I think I have said before that this is the sermon every black, woman minister I know shares at some point as part of her ministry. And it’s from Beloved by Toni Morrison. It is the sermon given by Baby Suggs, Holy to her people, primarily ex-slaves.

“Here,” she said, “in this here place, we flesh; flesh that weeps, laughs; flesh that dances on bare feet in grass. Love it. Love it hard. Yonder they do not love your flesh. They despise it… No more do they love the skin on your back. Yonder they flay it. And O my people they do not love your hands. Those they only use, tie, bind, chop off and leave empty. Love your hands! Love them! Raise them up and kiss them. Touch others with them, pat them together, stroke them on your face ‘cause they don’t love that either. You got to love it, you! And no, they ain’t in love with your mouth. Yonder, out there, they will see it broken and break it again. What you say out of it they will not heed…What you put into it to nourish your body they will snatch away and give leavins instead. No they don’t love your mouth. You got to love it."
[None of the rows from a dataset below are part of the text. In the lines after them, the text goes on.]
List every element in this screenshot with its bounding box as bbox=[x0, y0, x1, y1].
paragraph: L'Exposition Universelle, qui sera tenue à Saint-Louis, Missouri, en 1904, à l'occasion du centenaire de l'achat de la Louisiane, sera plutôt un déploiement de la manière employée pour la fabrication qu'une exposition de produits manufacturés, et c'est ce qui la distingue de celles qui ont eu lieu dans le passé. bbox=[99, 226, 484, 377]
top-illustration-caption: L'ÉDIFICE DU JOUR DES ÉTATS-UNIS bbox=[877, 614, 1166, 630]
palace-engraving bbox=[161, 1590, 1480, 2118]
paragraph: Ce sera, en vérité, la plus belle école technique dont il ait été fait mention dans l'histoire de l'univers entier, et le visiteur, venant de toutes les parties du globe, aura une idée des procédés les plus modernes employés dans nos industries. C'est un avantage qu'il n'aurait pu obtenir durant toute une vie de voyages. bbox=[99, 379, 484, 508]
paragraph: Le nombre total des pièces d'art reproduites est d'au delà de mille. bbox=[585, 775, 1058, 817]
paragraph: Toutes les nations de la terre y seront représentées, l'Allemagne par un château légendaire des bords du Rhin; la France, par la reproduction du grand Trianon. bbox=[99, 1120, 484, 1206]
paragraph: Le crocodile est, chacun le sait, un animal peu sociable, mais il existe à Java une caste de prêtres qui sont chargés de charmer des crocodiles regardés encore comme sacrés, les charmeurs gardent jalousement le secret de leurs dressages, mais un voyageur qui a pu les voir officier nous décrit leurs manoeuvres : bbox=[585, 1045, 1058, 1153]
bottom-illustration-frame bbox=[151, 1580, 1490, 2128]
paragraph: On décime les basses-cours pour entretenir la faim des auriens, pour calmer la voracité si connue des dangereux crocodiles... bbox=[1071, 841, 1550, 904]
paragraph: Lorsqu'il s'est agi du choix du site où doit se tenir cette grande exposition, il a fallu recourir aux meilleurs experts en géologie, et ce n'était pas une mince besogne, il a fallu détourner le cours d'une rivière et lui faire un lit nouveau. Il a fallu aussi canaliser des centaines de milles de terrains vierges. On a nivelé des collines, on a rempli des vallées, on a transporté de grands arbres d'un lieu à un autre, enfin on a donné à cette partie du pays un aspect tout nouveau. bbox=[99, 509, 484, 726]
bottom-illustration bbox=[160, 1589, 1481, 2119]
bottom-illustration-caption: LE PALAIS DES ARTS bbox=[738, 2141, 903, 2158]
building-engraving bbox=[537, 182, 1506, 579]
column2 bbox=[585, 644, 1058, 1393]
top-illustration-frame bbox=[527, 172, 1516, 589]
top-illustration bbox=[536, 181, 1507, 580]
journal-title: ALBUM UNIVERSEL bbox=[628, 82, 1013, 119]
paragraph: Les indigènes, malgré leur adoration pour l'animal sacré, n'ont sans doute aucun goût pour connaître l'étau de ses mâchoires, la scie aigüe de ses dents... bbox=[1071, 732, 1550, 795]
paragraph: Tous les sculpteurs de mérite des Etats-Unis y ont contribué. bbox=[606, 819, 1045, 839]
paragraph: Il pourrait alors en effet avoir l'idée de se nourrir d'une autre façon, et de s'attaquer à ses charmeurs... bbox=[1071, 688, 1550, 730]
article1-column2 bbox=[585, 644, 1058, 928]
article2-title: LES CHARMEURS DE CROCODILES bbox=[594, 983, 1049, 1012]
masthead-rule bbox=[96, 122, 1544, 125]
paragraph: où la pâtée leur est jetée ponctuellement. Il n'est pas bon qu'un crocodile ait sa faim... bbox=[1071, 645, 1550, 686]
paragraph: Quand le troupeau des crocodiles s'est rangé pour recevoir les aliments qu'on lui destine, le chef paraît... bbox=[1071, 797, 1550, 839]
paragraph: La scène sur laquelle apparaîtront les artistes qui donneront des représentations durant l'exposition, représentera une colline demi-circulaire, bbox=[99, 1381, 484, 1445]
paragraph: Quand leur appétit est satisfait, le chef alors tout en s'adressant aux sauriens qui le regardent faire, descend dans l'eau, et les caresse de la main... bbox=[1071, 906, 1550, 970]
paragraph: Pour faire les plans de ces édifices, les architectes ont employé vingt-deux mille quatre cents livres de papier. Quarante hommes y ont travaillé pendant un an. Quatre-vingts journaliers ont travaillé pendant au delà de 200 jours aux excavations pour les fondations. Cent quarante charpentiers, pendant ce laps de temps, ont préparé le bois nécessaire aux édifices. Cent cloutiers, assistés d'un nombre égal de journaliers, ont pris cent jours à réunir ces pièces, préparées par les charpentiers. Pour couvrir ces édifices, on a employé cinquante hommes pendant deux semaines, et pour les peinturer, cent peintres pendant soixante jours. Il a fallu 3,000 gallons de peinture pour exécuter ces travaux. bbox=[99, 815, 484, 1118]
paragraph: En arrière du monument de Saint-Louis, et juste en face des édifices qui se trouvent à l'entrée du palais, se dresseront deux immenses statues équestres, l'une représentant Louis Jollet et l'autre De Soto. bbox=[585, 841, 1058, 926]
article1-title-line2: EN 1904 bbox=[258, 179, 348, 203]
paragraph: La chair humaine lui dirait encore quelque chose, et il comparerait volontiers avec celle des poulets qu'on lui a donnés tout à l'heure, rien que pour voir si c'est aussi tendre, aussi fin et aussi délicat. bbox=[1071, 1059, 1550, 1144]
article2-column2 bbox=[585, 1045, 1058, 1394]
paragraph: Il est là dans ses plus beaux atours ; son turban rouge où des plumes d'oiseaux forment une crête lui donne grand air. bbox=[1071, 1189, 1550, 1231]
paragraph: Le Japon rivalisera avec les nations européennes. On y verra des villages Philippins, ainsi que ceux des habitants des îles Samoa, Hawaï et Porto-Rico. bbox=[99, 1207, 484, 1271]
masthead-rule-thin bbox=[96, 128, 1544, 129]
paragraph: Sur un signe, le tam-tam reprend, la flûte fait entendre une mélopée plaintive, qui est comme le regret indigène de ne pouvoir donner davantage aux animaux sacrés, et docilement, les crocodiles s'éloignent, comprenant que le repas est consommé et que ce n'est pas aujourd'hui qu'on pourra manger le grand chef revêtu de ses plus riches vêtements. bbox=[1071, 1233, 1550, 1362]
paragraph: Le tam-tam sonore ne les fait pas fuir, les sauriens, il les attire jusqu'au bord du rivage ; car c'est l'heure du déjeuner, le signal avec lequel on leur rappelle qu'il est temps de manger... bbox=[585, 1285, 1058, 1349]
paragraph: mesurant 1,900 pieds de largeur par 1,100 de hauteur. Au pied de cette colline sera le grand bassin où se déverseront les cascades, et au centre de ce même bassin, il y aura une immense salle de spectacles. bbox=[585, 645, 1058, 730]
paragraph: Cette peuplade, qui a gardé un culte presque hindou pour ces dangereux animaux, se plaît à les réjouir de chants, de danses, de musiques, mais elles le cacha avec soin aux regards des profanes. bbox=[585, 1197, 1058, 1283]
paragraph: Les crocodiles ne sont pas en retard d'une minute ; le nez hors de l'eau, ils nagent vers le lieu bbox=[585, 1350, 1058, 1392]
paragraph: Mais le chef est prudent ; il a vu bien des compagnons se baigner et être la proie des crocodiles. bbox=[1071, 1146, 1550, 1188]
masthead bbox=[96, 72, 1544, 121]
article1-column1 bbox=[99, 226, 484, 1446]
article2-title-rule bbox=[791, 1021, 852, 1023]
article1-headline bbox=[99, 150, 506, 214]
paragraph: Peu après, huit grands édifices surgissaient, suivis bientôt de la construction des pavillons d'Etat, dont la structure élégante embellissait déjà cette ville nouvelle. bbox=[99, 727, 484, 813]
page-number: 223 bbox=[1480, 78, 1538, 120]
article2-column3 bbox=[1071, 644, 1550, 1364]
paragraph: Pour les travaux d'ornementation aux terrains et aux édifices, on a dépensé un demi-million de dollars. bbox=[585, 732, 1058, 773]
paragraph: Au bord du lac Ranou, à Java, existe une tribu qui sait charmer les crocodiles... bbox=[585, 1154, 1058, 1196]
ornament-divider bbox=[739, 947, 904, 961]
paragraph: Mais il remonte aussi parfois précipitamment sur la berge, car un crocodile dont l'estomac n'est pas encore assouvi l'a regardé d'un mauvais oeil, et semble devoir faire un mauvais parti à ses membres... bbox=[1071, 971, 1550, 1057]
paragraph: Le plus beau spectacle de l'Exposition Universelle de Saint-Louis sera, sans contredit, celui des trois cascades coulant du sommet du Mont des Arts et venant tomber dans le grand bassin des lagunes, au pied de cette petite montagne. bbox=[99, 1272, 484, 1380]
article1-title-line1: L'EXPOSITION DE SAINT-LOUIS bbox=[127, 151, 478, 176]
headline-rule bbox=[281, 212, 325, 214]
"This is flesh I’m talking about here. Flesh that needs to be loved. Feet that need to rest and to dance; backs that need support; shoulders that need arms, strong arms I’m telling you. And oh my people, out yonder, hear me, they do not love your neck unnoosed and straight. So love your neck; put a hand on it, grace it, stroke it, and hold it up. And all your inside parts that they’d just as soon slop for hogs, you got to love them. The dark, dark liver - love it, love it, and the beat and beating heart, love that too. More than eyes or feet… More than your life-holding womb and your live-giving private parts, hear me now, love your heart. For this is the prize."

You’ve got to love yourself. And you’ve got love the work that you do. We have got to turn this entire world on its head; that’s says to be spiritual, to seek vocation, is about lack and scarcity. It’s not. It’s about loving yourself, loving your work, loving your hands, loving your heart, loving your feet! Because out there in the larger world it may never get appreciated by others.

This is the Journey -- love, love, love. It starts with love, it ends with love, and it is sustained by love. Never forget that.

How can you be the beauty, the star, and the beacon in this world if you can’t love yourself? It’s not possible.

This is the Journey we’re on. We are discovering ourselves; we are rediscovering ourselves; so that we can learn to love ourselves -- in all our gloriousness and all our pettiness; in all our strengths and all our weaknesses; in all of our boundless beauty and all of our limitations. It’s the work of a lifetime, and all I ask is that you take a step every chance you can.

That’s why we’re here, that’s the Journey.

Even in the midst of darkness; even in the midst of fear, sadness and grief -- love, love, love.